I don't see anything wrong with your config. The only thing I realized is that the address in join_members has a different namespace than the Service, but I assume that comes from copying the service from the wrong namespace.

when I looked at the IP addresses which are present in the logs, they are prometheus pod IPs. Why would ingester try to contact these pods? It looks like the pod is trying to establish memberlist with wrong pods and hence giving this error?

Prometheus pods does not have the annotation which is needed for gossip-ring. So, I dont understand why ingester pods are even trying this connection?

Thanks for your further investigation. That is indeed odd and I cannot really explain it tbh. But it's actually the other way round: Prometheus tries to access the ingesters, which then los the warning. The explanation for that would be that the scrape config from Prometheus points to a wrong service.

I am a bit worried that this could cause ingesters to become unhealthy, though.

There is a set of metrics prefixed loki_memberlist_tcp_transport_* that you can use to monitor the memberlist transport.

sharathfeb12 commented 2 years ago

I fixed the Prometheus scrape config by adding annotations to the pods and scraping just the required port.

This reduced the rate of these entries on the ingester but I do still see these messages.

M-JobPixel commented 2 years ago

I just installed loki and prometheus from the helm charts, and am seeing these errors in my loki logs.

As @sharathfeb12 says it is the prometheus-server pod IP in the error message.

Looking at the scrape config in the prometheus helm chart I only see

https://github.com/prometheus-community/helm-charts/blob/61798838797098f2add9c35f4798f3edb2a7122f/charts/prometheus/values.yaml#L1452-L1453

Which doesn't seem to me like it should be scraping the ingester ports.

I'll try and dig into this further

stale[bot] commented 2 years ago

Hi! This issue has been automatically marked as stale because it has not had any activity in the past 30 days.

We use a stalebot among other tools to help manage the state of issues in this project. A stalebot can be very useful in closing issues in a number of cases; the most common is closing issues or PRs where the original reporter has not responded.

Stalebots are also emotionless and cruel and can close issues which are still very relevant.

If this issue is important to you, please add a comment to keep it open.
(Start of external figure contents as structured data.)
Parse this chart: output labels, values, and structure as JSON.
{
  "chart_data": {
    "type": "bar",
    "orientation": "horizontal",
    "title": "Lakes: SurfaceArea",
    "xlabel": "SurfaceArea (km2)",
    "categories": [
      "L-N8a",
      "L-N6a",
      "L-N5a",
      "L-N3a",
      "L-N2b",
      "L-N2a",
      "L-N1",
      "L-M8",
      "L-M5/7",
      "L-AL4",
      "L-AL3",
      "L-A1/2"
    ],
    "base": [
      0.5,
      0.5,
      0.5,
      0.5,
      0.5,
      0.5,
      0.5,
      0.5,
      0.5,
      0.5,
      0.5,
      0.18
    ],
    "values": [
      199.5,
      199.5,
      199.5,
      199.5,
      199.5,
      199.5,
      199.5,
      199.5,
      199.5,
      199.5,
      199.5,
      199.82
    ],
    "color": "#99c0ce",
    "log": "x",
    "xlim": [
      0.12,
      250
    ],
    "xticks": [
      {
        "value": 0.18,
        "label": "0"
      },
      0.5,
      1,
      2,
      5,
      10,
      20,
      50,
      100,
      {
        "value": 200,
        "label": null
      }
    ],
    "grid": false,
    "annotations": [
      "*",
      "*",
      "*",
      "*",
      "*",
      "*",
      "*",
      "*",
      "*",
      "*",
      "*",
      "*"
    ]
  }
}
More importantly, please add a thumbs-up to the original issue entry.

We regularly sort for closed issues which have a stale label sorted by thumbs up.

We may also:

We are doing our best to respond, organize, and prioritize all issues but it can be a challenging task, our sincere apologies if you find yourself at the mercy of the stalebot.

aug70 commented 2 years ago

I had to explicitly give the correct port in Helm values (which I thought it should be defaulted to 3100 in the first place?!?)

loki:
  podAnnotations:
    prometheus.io/scrape: "true"
    prometheus.io/port: "3100"

Otherwise Loki Helm chart with default values creates the pod with annotations below

              prometheus.io/port: http-metrics
              prometheus.io/scrape: true

this causes prometheus trying to scrape port 7946 and 9095 and the error comes up.